`np.recarray` is not properly converted
Affects: PythonCall
Describe the bug
It seems that pyconvert(Any, ::<np.recarray>) incorrectly assumes that a recarray can be wrapped as a PyArray.
julia> np = pyimport("numpy");
julia> arr = np.recarray((2,2), dtype = @py([("A", "O"), ("B", "O")]))
Python:
rec.array([[(None, None), (None, None)],
[(None, None), (None, None)]],
dtype=[('A', 'O'), ('B', 'O')])
julia> pyconvert(Any, arr)
2×2 PyArray{NamedTuple{(:A, :B), Tuple{PythonCall.Wrap.UnsafePyObject, PythonCall.Wrap.UnsafePyObject}}, 2}:
(A = UnsafePyObject(Ptr{PyObject} @0x00007ffc75ba4830), B = UnsafePyObject(Ptr{PyObject} @0x00007ffc75ba4830)) (A = UnsafePyObject(Ptr{PyObject} @0x00007ffc75ba4830), B = UnsafePyObject(Ptr{PyObject} @0x00007ffc75ba4830))
(A = UnsafePyObject(Ptr{PyObject} @0x00007ffc75ba4830), B = UnsafePyObject(Ptr{PyObject} @0x00007ffc75ba4830)) (A = UnsafePyObject(Ptr{PyObject} @0x00007ffc75ba4830), B = UnsafePyObject(Ptr{PyObject} @0x00007ffc75ba4830))
A field name can not be accessed after conversion.
julia> arr.A
Python:
array([[None, None],
[None, None]], dtype=object)
julia> pyconvert(Any, arr).A
ERROR: type PyArray has no field A
Stacktrace:
[1] getproperty(x::PyArray{NamedTuple{(:A, :B), Tuple{PythonCall.Wrap.UnsafePyObject, PythonCall.Wrap.UnsafePyObject}}, 2, true, false, NamedTuple{(:A, :B), Tuple{PythonCall.Wrap.UnsafePyObject, PythonCall.Wrap.UnsafePyObject}}}, f::Symbol)
@ Base .\Base.jl:37
[2] top-level scope
@ REPL[11]:1
If indexing before field access, it works, but it does not return a usable wrapper.
julia> pyconvert(Any, arr)[1]
(A = PythonCall.Wrap.UnsafePyObject(Ptr{PythonCall.C.PyObject} @0x00007ffc75ba4830), B = PythonCall.Wrap.UnsafePyObject(Ptr{PythonCall.C.PyObject} @0x00007ffc75ba4830))
julia> pyconvert(Any, arr)[1].A
PythonCall.Wrap.UnsafePyObject(Ptr{PythonCall.C.PyObject} @0x00007ffc75ba4830)
I think the expected behavior should be pyconvert(Any, ::<np.recarray>) returning something equivalent to a StructArray, i.e. foo[1].A and foo.A[1] are equivalent.
Environment: Julia v1.9.3 PythonCall v0.9.23
Part of the issue seems related to https://github.com/JuliaPy/PythonCall.jl/blob/main/src/Convert/pyconvert.jl#L222, where python objects following array interfaces get special treatment.

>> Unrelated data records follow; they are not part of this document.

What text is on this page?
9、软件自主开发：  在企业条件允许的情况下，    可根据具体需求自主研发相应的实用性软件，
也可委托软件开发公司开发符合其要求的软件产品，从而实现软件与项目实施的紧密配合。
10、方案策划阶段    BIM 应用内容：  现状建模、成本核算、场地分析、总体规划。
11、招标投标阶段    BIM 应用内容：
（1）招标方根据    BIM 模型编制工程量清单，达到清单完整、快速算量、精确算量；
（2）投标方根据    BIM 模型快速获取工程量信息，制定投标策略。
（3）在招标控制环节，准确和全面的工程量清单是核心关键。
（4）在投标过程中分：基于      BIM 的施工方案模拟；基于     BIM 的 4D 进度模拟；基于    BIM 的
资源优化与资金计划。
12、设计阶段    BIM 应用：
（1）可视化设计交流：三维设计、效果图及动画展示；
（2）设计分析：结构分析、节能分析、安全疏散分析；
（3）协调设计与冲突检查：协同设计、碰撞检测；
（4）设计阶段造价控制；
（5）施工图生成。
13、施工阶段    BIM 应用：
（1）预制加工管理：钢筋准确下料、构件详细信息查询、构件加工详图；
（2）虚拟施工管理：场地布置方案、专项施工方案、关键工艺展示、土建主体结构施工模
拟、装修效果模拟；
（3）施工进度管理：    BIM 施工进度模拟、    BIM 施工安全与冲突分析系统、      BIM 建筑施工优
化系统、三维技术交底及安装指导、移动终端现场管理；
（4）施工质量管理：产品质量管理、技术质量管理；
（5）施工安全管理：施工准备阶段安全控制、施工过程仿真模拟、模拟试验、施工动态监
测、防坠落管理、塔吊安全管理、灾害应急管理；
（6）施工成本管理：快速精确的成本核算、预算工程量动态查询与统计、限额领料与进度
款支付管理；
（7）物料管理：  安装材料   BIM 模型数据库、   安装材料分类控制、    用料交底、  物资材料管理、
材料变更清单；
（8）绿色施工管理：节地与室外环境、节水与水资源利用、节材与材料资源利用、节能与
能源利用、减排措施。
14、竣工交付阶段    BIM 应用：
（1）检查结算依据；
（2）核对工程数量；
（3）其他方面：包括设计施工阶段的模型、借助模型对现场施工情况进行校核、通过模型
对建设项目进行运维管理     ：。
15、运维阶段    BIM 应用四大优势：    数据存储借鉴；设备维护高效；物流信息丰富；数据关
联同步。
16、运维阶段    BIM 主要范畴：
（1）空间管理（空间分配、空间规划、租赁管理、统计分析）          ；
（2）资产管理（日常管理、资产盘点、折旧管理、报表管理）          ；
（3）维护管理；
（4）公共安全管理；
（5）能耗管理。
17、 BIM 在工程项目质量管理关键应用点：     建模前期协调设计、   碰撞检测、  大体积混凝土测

In this case, however, the object has more structure than just array structure, which gets lost.
The conversion to PyArray doesn't actually lose any structure - the numpy array really is essentially just an array of named tuples. The difference is that numpy gives you a way to access the subarray corresponding to a single component of these names tuples and PyArray doesn't. No reason we couldn't support a similar interface.
A bigger issue is the presence of UnsafePyObject in the wrapped array - those ideally would be Py instead.
Yes, the maybe the structure itself is not lost, but it ambiguous in a conversion python -> julia -> python; since both recarrays and plain arrays of named tuples would become the same thing in the end. In my usecase at least, there is a need distinguish these two.